Things get "curiouser and curiouser" over at the skunkworks where they're manufacturing - or attempting to manufacture -- the case against Judge Sotomayor's confirmation.
As you may recall, one line of potential attack on the Judge's confirmation was
Oooooh my goodness! She's written so much, so many opinions, we can't possibly read them all until 2012 or so! We need more time!
Well, just in case that didn't persuade you, here's the latest attack:
Ooooooh my goodness! Judge Sotomayor writes such short opinions, how can we ever understand what it is she's saying!!! We need more time to figure it all out!
Which is it? Could it be .... neither?
OK. You remember the ploy the Repub's were recently using to protest the decision of Chairman Leahy to begin hearings on the Sotomayor confirmation on July 12, right?
Republicans argue that they would need to read 76 cases a day to get prepared for the hearings.
"She has 10 times as many decisions as Roberts did," said Kyl, who is also on the Judiciary Committee." "It takes a long time to go through that material. We’ll simply have to wait and see how that review goes. I’ve checked, and it’s not going really fast. It’s hard to do."
OooooH!!! It's hard!! so much reading!! my eyes!! what can we do?
But Senator Leahy pushed aside concerns about Reepub. workload, pointing out that Senators have this modern invention, called "staffs," for a good reason.

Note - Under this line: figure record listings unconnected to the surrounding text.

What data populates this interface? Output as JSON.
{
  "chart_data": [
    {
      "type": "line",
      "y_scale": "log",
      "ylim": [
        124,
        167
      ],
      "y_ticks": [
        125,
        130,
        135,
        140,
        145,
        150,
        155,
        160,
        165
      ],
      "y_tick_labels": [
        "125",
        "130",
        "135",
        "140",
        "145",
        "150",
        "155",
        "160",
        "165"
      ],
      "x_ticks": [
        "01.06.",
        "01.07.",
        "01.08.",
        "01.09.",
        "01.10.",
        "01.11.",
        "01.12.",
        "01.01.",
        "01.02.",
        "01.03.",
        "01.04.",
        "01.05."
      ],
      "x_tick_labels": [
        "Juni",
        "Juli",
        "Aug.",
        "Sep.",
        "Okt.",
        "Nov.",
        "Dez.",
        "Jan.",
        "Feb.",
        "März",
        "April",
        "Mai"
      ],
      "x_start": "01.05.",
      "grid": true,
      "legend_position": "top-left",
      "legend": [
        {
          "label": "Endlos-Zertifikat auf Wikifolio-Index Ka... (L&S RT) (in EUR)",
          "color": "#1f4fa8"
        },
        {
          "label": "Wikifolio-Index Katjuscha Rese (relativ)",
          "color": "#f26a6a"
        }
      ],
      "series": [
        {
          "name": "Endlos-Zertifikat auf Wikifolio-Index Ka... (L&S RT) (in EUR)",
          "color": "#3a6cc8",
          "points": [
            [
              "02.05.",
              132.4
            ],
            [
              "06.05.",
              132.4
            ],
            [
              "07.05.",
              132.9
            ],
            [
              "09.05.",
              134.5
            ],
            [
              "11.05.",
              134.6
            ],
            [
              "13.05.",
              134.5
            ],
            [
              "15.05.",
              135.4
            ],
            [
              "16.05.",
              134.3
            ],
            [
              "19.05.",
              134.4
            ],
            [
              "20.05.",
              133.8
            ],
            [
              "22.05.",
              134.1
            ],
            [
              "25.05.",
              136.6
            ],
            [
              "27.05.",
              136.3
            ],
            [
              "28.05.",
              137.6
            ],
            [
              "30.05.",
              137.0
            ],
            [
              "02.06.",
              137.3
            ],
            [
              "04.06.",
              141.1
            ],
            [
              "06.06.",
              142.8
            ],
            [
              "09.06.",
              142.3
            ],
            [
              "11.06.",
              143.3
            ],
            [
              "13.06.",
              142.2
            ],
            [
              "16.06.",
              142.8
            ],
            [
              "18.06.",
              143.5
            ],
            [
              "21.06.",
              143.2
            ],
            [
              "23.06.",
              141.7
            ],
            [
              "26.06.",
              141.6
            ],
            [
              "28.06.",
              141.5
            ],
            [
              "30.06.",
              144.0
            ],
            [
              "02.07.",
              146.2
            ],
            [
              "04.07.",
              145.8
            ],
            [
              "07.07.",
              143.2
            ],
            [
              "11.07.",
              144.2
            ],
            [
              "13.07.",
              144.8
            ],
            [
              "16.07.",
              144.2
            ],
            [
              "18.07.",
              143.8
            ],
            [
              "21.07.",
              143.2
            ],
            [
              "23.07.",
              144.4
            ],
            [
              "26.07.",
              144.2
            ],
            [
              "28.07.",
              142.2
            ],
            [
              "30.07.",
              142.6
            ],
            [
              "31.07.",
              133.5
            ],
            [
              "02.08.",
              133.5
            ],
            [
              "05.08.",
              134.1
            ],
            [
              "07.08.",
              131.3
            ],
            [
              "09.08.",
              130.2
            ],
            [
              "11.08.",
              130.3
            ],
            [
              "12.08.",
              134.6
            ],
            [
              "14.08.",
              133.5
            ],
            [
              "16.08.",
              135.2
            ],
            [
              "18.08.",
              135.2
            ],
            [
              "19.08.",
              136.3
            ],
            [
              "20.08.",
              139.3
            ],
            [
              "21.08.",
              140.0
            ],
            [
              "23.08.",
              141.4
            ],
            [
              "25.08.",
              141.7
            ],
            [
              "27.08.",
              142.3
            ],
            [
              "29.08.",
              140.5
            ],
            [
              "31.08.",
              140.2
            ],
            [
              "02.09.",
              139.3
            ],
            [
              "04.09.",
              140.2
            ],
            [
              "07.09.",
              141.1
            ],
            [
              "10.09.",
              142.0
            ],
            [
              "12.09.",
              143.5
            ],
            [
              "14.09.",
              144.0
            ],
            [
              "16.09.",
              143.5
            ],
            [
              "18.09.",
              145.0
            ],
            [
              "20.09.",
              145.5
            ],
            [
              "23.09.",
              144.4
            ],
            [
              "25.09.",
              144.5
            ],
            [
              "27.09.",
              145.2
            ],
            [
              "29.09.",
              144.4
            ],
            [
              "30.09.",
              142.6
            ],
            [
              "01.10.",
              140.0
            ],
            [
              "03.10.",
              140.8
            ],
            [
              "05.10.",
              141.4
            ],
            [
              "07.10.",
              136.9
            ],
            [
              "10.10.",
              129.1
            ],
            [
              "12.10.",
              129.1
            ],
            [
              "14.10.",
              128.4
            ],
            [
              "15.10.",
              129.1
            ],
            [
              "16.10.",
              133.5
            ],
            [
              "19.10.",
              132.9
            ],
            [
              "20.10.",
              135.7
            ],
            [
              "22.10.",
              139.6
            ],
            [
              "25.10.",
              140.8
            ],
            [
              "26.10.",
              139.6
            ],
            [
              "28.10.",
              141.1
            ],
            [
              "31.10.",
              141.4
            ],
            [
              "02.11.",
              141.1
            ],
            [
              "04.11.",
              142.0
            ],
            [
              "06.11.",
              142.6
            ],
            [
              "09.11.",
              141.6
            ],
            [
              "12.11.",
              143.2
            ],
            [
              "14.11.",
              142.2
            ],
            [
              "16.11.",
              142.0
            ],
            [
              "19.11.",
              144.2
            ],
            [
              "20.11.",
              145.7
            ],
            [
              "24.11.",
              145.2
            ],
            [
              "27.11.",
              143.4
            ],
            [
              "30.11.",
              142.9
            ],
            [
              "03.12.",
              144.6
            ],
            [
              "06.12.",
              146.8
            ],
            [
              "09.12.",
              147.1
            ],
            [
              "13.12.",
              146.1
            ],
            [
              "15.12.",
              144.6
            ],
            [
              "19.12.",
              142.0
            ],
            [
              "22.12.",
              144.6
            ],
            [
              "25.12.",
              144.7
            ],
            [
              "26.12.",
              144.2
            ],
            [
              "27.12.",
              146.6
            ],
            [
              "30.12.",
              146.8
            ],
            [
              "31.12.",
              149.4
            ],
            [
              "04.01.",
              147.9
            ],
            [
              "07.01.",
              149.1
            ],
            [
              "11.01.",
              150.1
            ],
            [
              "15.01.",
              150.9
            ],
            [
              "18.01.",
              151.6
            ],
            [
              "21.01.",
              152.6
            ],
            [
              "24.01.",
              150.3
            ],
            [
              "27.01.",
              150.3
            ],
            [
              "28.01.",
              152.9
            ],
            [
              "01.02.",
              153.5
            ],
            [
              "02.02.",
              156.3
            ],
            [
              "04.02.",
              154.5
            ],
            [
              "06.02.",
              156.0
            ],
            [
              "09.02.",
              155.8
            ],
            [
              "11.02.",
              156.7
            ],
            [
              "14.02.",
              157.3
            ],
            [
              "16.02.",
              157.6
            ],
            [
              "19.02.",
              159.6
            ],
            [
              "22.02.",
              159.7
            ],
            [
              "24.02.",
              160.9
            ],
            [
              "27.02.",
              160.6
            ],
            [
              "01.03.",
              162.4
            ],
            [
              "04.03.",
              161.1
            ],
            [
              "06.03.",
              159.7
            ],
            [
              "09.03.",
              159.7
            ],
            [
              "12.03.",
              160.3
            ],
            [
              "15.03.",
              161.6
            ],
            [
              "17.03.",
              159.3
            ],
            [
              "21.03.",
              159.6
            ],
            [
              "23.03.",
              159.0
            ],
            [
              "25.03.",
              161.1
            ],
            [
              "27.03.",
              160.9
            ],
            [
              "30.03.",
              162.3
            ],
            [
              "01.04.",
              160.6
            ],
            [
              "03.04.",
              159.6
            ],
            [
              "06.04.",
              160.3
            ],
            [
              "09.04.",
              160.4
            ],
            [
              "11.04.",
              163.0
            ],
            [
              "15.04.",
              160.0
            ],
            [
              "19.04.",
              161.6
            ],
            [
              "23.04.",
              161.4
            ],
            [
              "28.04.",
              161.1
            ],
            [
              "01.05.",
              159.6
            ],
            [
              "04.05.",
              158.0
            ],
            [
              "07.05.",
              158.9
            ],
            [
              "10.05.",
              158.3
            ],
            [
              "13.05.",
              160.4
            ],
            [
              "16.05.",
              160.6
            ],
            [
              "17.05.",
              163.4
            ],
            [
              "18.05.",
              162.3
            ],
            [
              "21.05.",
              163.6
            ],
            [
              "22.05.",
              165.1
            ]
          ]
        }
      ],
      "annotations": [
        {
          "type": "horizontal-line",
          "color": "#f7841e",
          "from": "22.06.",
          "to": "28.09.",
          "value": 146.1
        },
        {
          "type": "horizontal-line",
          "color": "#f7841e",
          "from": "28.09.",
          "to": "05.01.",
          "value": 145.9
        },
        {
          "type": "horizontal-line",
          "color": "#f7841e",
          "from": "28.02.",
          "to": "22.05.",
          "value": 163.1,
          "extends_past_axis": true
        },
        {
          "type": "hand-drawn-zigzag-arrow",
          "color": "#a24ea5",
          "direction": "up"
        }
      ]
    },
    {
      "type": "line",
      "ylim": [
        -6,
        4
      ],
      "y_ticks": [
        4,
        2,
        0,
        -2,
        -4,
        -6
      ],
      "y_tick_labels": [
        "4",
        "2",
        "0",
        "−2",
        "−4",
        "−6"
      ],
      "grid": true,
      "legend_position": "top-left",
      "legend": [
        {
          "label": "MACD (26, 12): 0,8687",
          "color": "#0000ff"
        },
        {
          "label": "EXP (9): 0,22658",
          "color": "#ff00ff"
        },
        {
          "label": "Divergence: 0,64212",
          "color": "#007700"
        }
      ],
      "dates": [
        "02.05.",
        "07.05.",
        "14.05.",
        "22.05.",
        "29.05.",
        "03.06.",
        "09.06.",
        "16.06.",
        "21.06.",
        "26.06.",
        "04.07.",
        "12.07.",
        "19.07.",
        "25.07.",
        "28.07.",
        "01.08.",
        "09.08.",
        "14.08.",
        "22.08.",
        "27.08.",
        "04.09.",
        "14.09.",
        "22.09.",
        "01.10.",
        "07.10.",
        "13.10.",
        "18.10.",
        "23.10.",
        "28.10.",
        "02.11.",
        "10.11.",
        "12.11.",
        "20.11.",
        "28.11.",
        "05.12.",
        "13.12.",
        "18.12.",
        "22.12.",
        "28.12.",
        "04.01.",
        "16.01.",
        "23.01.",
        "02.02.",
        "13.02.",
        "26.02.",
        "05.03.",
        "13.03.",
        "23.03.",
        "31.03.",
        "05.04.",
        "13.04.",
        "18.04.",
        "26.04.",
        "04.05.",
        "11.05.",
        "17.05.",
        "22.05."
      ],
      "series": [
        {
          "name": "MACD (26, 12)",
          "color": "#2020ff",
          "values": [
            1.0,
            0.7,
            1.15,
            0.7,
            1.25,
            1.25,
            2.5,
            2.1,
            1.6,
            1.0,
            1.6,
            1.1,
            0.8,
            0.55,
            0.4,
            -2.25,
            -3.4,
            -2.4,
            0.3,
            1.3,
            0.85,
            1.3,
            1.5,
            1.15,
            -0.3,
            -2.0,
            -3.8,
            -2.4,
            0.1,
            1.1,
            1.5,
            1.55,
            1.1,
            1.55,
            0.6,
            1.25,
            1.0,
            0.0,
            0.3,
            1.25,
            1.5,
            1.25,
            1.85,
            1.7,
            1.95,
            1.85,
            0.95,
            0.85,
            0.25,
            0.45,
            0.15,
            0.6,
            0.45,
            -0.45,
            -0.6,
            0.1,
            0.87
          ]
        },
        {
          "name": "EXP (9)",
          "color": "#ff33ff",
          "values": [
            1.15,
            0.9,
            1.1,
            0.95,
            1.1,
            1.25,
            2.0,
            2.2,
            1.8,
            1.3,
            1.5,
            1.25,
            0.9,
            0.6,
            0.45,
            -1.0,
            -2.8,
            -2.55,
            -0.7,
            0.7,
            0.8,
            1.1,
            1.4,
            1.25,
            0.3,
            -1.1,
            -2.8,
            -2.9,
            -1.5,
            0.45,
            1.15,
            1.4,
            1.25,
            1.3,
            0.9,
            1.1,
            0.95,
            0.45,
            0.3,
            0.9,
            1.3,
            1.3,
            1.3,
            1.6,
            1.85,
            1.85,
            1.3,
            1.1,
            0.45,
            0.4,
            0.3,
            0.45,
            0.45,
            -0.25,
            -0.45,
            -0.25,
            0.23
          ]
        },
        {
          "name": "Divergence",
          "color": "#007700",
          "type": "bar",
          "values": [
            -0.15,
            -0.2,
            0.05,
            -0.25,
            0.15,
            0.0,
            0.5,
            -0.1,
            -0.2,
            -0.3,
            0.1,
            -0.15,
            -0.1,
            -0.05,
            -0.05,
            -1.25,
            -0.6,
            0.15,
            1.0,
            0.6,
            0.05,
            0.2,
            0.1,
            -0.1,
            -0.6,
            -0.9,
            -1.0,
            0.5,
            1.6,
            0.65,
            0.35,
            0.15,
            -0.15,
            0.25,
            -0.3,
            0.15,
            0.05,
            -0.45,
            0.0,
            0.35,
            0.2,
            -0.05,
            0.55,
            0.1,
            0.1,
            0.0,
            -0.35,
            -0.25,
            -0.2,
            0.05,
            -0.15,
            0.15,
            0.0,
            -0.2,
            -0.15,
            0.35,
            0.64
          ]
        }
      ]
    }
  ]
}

Well, since the hearings have been scheduled, and it seems clear that the "I can't possibly read that fast" excuse won't fly, there's now a new one. According to an editorial in today's Washinton Times, Judge Sotomayor actually hasn't written too much, she's written too little:
The bigger the issue, the less Judge Sonia Sotomayor has to say.... she was terse, even dismissive, when ruling against individual weapons rights, property rights and the employment rights of white firefighters and against a state's traditional authority to prohibit currently imprisoned felons from voting.

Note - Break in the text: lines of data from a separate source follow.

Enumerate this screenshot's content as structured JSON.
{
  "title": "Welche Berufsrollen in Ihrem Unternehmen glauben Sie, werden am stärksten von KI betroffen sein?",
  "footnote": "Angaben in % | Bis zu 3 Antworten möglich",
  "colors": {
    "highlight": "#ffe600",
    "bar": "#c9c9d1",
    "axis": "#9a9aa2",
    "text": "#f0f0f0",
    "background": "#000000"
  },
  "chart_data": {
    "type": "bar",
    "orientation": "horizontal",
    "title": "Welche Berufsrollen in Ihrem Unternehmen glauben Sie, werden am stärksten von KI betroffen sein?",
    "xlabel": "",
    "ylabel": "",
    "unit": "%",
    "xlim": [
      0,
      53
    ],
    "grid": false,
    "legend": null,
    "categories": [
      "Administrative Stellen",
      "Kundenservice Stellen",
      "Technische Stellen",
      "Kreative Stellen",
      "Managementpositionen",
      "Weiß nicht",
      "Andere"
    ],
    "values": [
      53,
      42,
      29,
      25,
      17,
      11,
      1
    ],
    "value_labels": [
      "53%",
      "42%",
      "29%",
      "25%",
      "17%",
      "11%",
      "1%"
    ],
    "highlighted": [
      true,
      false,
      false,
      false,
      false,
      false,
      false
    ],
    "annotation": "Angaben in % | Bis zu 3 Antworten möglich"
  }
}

Judge Sotomayor's astonishingly brief opinions in those important cases ill served not just the litigants and the attorneys involved in the cases, but also the entire national bar and the American public - all of whom should expect full explanations of legal reasoning in landmark decisions.
I have to admit, I never knew litigants were entitled to a minimum number of words in the decisions deciding their cases, but thanks to the Washington Times for bringing it to my attention. Next time, I'll make sure I'm not cheated. "I hereby appeal to the Supreme Court on the grounds that the lower court only used one word -- 'Gedouttahere' -- in rejecting my meritorious appeal. I'm entitled to thousands more words telling me how really asinine my argument was."
On the issue discussed in my prior diaries, here and here, regarding Judge Sotomayor's Second Amendment decision, upholding a N.Y. state law outlawing possession of lethal martial arts weapons, Washington Times also found the Judge to be unconstitutionally brief:
In the Maloney v. Cuomo case, in which Judge Sotomayor ruled against a person's right to own a "nunchaku" martial arts stick, the judge took a mere 1,300 words, with only a cursory constitutional analysis, to determine that "neither of [the weapon owner's] arguments has any merit."
"Surely," the Washington Times says (I know, "Don't call me Shirley"),
Surely the U.S. Supreme Court deserves a justice who is willing to provide more reasoning than a few hundred words for controversial cases in which the public clearly sides against that justice's position.
Well, I'm afraid not. If the Supreme Court ever wants to hear more words from a lower court, it will "ask" for them. And, you know, I don't think it ever has. Maybe better, more sensible words, but never just "more" words.
What will the next Republican excuse be? Any guesses? The dog ate my confirmation hearing questions?